Juliet’s sign simply read “2020 Voter.” If you’re a Republican or Democrat for that matter who takes money from the NRA, her sign was probably one of the ones that might give you shivers. As she was already decided that she was prepared “to be able to vote against people who want to vote for guns.”

Image credit: Zach D. Roberts/NationofChange

Juliet’s simple message echoed that of the signs and voices of other people that I talked to: “Our right to live is more important than their right to have a gun.”

As an aside, no one that I spoke to at the march was calling for confiscation, and not only because it’s a ridiculous proposition when you consider the practicalities.

Image credit: Zach D. Roberts/NationofChange

You never know what a single event like this one will do.

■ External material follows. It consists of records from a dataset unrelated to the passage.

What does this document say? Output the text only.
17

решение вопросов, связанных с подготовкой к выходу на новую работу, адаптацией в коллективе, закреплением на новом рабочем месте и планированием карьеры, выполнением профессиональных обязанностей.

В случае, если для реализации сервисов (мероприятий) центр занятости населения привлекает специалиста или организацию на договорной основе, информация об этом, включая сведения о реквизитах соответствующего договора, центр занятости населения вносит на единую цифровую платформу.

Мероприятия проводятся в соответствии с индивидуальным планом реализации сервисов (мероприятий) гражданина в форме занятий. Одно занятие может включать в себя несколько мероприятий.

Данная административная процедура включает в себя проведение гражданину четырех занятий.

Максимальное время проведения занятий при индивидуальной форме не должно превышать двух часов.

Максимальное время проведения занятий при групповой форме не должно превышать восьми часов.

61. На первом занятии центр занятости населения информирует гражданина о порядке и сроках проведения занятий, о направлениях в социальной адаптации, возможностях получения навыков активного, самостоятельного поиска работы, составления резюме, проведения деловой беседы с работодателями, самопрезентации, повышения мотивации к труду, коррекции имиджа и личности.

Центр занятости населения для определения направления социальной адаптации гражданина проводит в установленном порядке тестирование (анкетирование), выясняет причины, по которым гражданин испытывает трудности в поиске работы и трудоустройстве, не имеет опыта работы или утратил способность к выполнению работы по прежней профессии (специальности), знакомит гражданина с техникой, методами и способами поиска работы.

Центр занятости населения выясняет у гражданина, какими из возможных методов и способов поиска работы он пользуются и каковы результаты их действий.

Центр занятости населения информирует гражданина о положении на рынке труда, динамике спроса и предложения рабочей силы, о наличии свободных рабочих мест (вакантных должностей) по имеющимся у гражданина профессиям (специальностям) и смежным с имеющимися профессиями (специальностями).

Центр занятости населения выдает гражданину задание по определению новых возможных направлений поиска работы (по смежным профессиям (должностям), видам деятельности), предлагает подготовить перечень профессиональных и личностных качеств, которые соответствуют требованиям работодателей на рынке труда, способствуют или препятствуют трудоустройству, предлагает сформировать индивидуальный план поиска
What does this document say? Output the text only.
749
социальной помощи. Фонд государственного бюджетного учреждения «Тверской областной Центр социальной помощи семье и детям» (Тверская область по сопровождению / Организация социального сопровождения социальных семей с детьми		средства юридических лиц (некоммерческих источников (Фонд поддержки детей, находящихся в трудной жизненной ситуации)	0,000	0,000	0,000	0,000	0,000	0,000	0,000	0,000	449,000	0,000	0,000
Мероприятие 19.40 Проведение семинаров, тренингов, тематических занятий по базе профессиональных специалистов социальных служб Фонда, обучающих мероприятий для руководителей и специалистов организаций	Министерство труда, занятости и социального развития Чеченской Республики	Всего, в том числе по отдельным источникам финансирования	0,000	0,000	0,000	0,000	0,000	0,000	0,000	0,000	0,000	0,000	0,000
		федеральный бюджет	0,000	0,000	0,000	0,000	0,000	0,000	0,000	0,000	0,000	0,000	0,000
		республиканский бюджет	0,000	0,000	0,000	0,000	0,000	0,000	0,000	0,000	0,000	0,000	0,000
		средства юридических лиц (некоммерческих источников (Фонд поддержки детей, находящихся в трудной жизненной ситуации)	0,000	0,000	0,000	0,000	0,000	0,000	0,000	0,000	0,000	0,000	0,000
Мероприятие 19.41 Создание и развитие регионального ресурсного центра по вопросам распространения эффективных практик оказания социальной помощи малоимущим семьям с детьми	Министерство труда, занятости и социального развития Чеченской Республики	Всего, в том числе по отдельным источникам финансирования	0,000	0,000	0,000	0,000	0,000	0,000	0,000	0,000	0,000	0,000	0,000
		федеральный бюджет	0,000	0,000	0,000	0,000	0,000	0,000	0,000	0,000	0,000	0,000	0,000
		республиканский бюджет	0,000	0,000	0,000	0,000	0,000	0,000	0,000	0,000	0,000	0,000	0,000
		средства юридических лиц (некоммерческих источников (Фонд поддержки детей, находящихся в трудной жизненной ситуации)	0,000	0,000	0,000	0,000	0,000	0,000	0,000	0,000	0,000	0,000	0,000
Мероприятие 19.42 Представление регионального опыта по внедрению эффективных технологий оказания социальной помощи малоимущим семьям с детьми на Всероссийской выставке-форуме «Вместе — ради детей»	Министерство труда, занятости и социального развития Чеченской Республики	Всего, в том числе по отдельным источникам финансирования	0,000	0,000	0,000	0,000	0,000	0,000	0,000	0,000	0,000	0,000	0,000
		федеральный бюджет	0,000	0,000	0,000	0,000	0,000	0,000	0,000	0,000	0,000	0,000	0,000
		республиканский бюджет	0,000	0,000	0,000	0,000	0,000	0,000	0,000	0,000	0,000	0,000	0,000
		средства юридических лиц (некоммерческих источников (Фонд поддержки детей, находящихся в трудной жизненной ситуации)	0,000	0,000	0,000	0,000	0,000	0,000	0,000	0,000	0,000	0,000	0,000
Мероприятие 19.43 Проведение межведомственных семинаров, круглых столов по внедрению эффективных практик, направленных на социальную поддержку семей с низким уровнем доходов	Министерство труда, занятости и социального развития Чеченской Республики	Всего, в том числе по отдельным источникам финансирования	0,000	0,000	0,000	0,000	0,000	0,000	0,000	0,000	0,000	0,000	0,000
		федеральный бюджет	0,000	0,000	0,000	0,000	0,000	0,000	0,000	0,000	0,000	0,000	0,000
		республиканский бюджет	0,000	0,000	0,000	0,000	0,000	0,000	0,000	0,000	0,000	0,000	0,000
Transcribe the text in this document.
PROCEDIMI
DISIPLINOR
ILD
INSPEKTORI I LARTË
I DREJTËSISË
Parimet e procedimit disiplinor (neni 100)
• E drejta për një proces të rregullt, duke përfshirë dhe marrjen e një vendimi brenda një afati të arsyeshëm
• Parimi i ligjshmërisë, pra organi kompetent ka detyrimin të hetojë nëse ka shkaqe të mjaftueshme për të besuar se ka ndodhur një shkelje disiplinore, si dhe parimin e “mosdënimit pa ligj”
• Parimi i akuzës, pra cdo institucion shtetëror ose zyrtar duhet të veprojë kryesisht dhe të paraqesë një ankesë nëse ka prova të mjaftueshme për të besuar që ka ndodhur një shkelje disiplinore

Whether it will change the conversation or just be another big story that fizzles out as the reality and difficulty of actually making change beats down on you. For every Black Lives Matter or Women’s March there’s a hundred Impeachment March’s or even Science March’s, neither of which really has shown much organization outside of the actual event.

But the March For Our Lives has a different feel to me.

I’ve been covering the ‘protest’ movements in America for going on 20 years now (my God I’m old). To me, the March for Our Lives has all the pinnings of a lasting movement. If the adults just let the kids do their thing, then it just might succeed…

Now we all just need to figure out how to be good allies and not grumpy, cynical old people.